California farmers are expected to lose $1.84 billion this year and create 10,100 fewer seasonal jobs due to the drought, according to new study released Tuesday by the UC Davis Center for Watershed Science.
But the state’s agriculture industry isn’t exactly suffering. In fact, it's growing — even after four years of drought.
"We’re getting by remarkably well this year — much better than many had predicted,” lead author Richard Howitt, a UC Davis professor emeritus of agricultural and resource economics, said in a statement.
How is that possible?
Farmers have been drilling for more groundwater, which will offset about 70 percent of the surface water shortage this year, according to the study. There's also been a shift towards higher-value crops like nuts and fruits, which are commanding high prices because of increasing global demand.
So the industry is growing, though it would be growing faster without the drought.
"[Farms] made a lot less money than they would have without the drought," said Jay Lund, Director of the Center for Watershed Sciences
If models showing a wet winter because of El Niño turn out to be correct, it could be a boon for California farmers, but could also cause massive crop losses, says Howitt. Looking at past El Niños, the effects on California agriculture have been decidedly mixed.
“It may solve the problem, or it may not,” said Howitt.
The UC Davis study says some areas of the state will be hard hit because of the drought, like the parched southern San Joaquin Valley, but overall, the state’s farm employment is going up; the number of workers in the state's agriculture industry has risen to its highest level in nearly a quarter-century, according to a Sacramento Bee analysis of state and federal labor numbers in May.

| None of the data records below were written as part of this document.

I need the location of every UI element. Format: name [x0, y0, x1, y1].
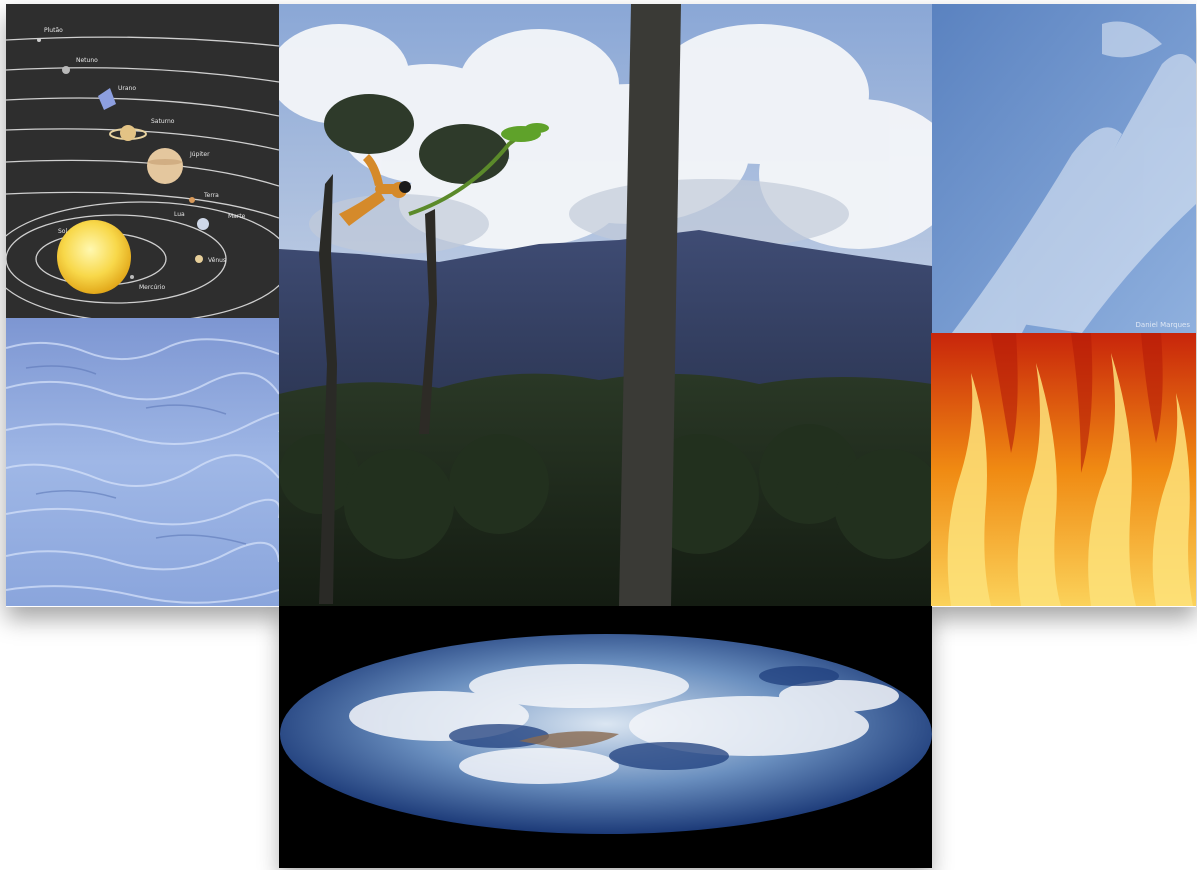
earth-tile — [279, 606, 932, 868]
label-uranus: Urano — [118, 85, 136, 92]
water-tile — [6, 318, 279, 606]
label-mars: Marte — [228, 213, 246, 220]
label-saturn: Saturno — [151, 118, 175, 125]
sky-clouds-icon — [932, 4, 1196, 333]
solar-system-icon: Plutão Netuno Urano Saturno Júpiter Terr… — [6, 4, 279, 318]
label-mercury: Mercúrio — [139, 284, 165, 291]
sky-tile: Daniel Marques — [932, 4, 1196, 333]
fire-icon — [931, 333, 1196, 606]
label-earth: Terra — [203, 192, 219, 199]
label-sun: Sol — [58, 228, 67, 235]
earth-icon — [279, 606, 932, 868]
fire-tile — [931, 333, 1196, 606]
label-moon: Lua — [174, 211, 185, 218]
label-pluto: Plutão — [44, 27, 63, 34]
solar-system-tile: Plutão Netuno Urano Saturno Júpiter Terr… — [6, 4, 279, 318]
water-icon — [6, 318, 279, 606]
label-jupiter: Júpiter — [189, 151, 210, 158]
label-neptune: Netuno — [76, 57, 98, 64]
label-venus: Vênus — [208, 257, 226, 264]
forest-scene-icon — [279, 4, 932, 606]
sky-caption: Daniel Marques — [1135, 321, 1190, 329]
rainforest-tile — [279, 4, 932, 606]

Here are some other key findings from the UC Davis study:
- The direct costs of drought to agriculture will be $1.84 billion for 2015. The total impact to all economic sectors is an estimated $2.74 billion, compared with $2.2 billion in 2014. The state’s farmers and ranchers currently receive more than $46 billion annually in gross revenues, a small fraction of California’s $1.9 trillion-a-year economy.
- The loss of about 10,100 seasonal jobs directly related to farm production, compared with the researchers’ 2014 drought estimate of 7,500 jobs. When considering the spillover effects of the farm losses on all other economic sectors, the employment impact of the 2015 drought more than doubles to 21,000 lost jobs.
- Surface water shortages will reach nearly 8.7 million acre-feet, which will be offset mostly by increased groundwater pumping of 6 million acre-feet.
- Net water shortages of 2.7 million acre-feet will cause roughly 542,000 acres to be idled — 114,000 more acres than the researchers’ 2014 drought estimate. Most idled land is in the Tulare Basin.
- The effects of continued drought through 2017 (assuming continued 2014 water supplies) will likely be 6 percent worse than in 2015, with the net water shortage increasing to 2.9 million acre-feet a year. Gradual decline in groundwater pumping capacity and water elevations will add to the incremental costs of a prolonged drought.